There is another torque produced by the squeezing force in the orbital direction (see Kip Thorne’s book), but here instead of calculating that, we take a guess, and approximate it to be the same amount as the torque above. Therefore, the total torque is \(-\dfrac{m}{2}g_{tidal}l\theta.\) To simplify the problem further, we use the moment of inertia formula for a solid ball instead of an ellipsoid and approximate \(r_{miller}\approx l\), i.e. \(I=\dfrac{2}{5}m l^{2}.\) We then have

\[\dfrac{2}{5}m l^{2}\dfrac{d^{2}\theta}{dt^{2}}+\dfrac{m}{2}g_{tidal}l\theta=0.\]

The period of the oscillation is

\[\omega=\sqrt{\dfrac{5}{4}\dfrac{c^{6}}{G^{2}M}}, \]

where c and G are restored. Plugging in \(M=M_{bh}\), this gives 0.0023 per second, or a period of 27 minutes, about half an hour.
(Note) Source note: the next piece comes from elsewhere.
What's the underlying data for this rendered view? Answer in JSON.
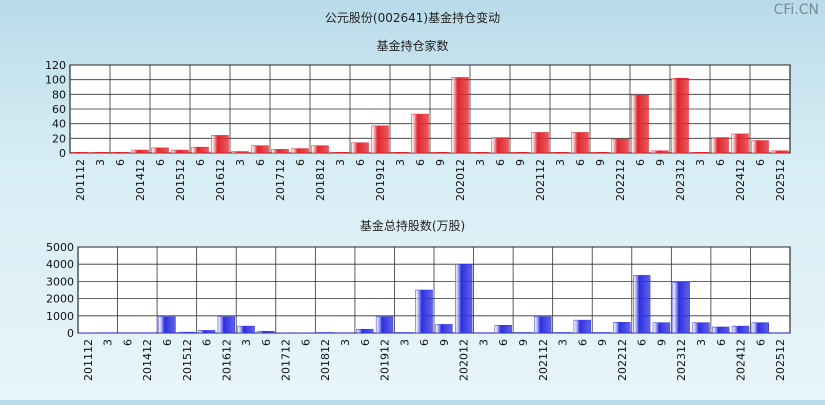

This differs from Kip’s result of 1 hour, which is also the time between waves used in the movie. But considering the estimation I did was quite poor, I’m happy with the result.

References

[1] J. B. Hartle, Gravity: An Introduction to Einstein’s General Relativity (Benjamin Cummings, 2003).

[2] S. Chandrasekhar, The Mathematical Theory of Black Holes (Clarendon Press, Oxford University Press).